Subject: Re: /usr/pkg/etc/rc.d/*
To: NetBSD-current Discussion List <email@example.com>
From: Greywolf <firstname.lastname@example.org>
Date: 03/18/2003 12:24:10
Thus spake Greg A. Woods ("GAW> ") sometime Today...
GAW> > Can you say "RPM"? I knew you could.
GAW> What the hell does that have to do with anything? We are, or at least
GAW> have been, talking only about NetBSD's pkgsrc stuff here and how it
GAW> integrates into the system startup mechanisms, not anything else.
No. In addition to talking about integrating the rc stuff (which, by the
way, I agreed made sense), you're talking about integrating pkg binaries
with system binaries I vehemently disagree with that stance.
GAW> > Keeping pkg stuff separate from system stuff is NOT IRRATIONAL.
GAW> Maybe not to you the narrow-minded sys-admin.... :-)
This in and of itself is rude enough to make me state that I will not engage
further; however, your following paragraph needs to be addressed.

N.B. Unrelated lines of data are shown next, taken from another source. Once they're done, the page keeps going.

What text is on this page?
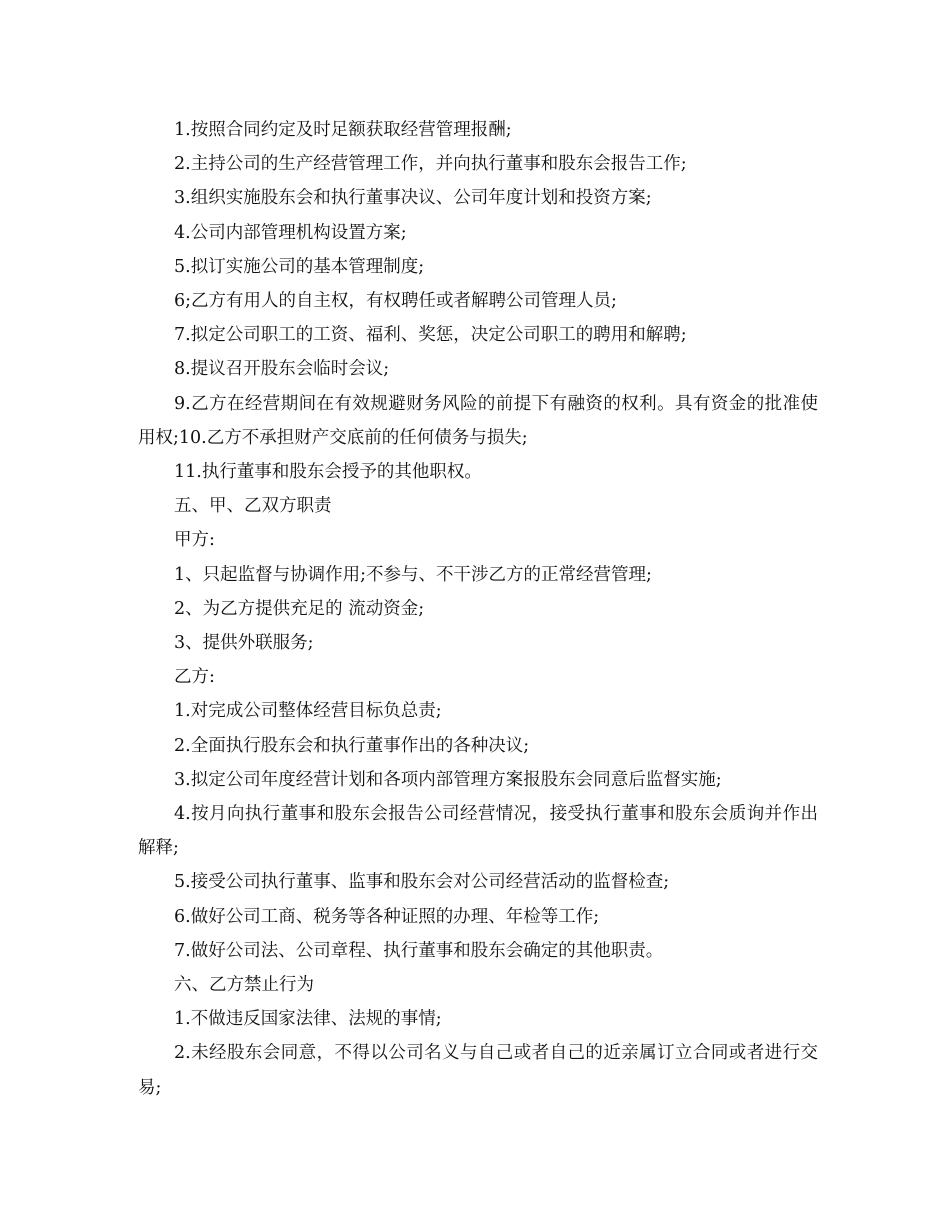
1.按照合同约定及时足额获取经营管理报酬;

2.主持公司的生产经营管理工作，并向执行董事和股东会报告工作;

3.组织实施股东会和执行董事决议、公司年度计划和投资方案;

4.公司内部管理机构设置方案;

5.拟订实施公司的基本管理制度;

6;乙方有用人的自主权，有权聘任或者解聘公司管理人员;

7.拟定公司职工的工资、福利、奖惩，决定公司职工的聘用和解聘;

8.提议召开股东会临时会议;

9.乙方在经营期间在有效规避财务风险的前提下有融资的权利。具有资金的批准使用权;10.乙方不承担财产交底前的任何债务与损失;

11.执行董事和股东会授予的其他职权。

五、甲、乙双方职责

甲方:

1、只起监督与协调作用;不参与、不干涉乙方的正常经营管理;

2、为乙方提供充足的 流动资金;

3、提供外联服务;

乙方:

1.对完成公司整体经营目标负总责;

2.全面执行股东会和执行董事作出的各种决议;

3.拟定公司年度经营计划和各项内部管理方案报股东会同意后监督实施;

4.按月向执行董事和股东会报告公司经营情况，接受执行董事和股东会质询并作出解释;

5.接受公司执行董事、监事和股东会对公司经营活动的监督检查;

6.做好公司工商、税务等各种证照的办理、年检等工作;

7.做好公司法、公司章程、执行董事和股东会确定的其他职责。

六、乙方禁止行为

1.不做违反国家法律、法规的事情;

2.未经股东会同意，不得以公司名义与自己或者自己的近亲属订立合同或者进行交易;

GAW> However history clearly shows that it is seen to be irrational to many
GAW> kinds of users and particularly to developers doing system integration.

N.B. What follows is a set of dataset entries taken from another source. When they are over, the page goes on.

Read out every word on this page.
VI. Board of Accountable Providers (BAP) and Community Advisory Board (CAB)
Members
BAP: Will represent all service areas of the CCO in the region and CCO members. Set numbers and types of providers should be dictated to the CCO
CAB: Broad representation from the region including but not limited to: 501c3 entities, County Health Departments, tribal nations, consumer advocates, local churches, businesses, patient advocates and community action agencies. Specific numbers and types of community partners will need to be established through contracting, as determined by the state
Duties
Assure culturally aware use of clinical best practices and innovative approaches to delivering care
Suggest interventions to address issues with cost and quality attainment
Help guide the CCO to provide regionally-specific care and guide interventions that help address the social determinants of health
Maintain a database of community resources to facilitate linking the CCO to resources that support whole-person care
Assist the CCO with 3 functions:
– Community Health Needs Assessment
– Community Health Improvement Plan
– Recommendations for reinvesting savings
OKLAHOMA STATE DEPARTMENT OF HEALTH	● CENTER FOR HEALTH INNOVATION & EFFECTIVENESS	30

GAW> This is not my opinion -- it's a well and widely documented fact and
GAW> it's been an issue ever since there was more than one "competing" unix
Point me to said "documentation". Keeping /, /usr/local and /usr/X11
separate makes sense to me.
Boundaries are a good thing. I, personally, don't like looking at a
plate with the salad mixed in with the chili. If you like that kind
of thing, great, but you will find quite a few people out there who
will disagree with you. You may even find them in the majority.
GAW> Even the artificially driven separation of /bin and /usr/bin has caused
GAW> enormous controversy over the years. If ken & dmr had larger disks back
GAW> in the early days, or had been forced to deal with only one disk pack,
GAW> then that separation would likely never have occurred in the first place.
I dispute the "enormous controversy". Had they had larger *and faster*
disk packs, it never would have occurred.
GAW> > It makes
GAW> > it a HELL of a lot easier to look at a system with eyeballs than with
GAW> > special-purpose tools, the state of which may or may not be broken on any
GAW> > given day.
GAW> Why do you need special purpose tools to look at how a system is put
GAW> together with packages? I don't. None of the pkg_* tools are really
GAW> special purpose -- everything they do can easily be done by hand. They
GAW> just have the advantage of not making as many mistakes as when people,
GAW> even experts, do such things by hand!
I shouldn't have to by-guess-and-by-golly wander through, e.g., /usr/bin
and say, "Hmmm, is this going to get clobbered on an upgrade?"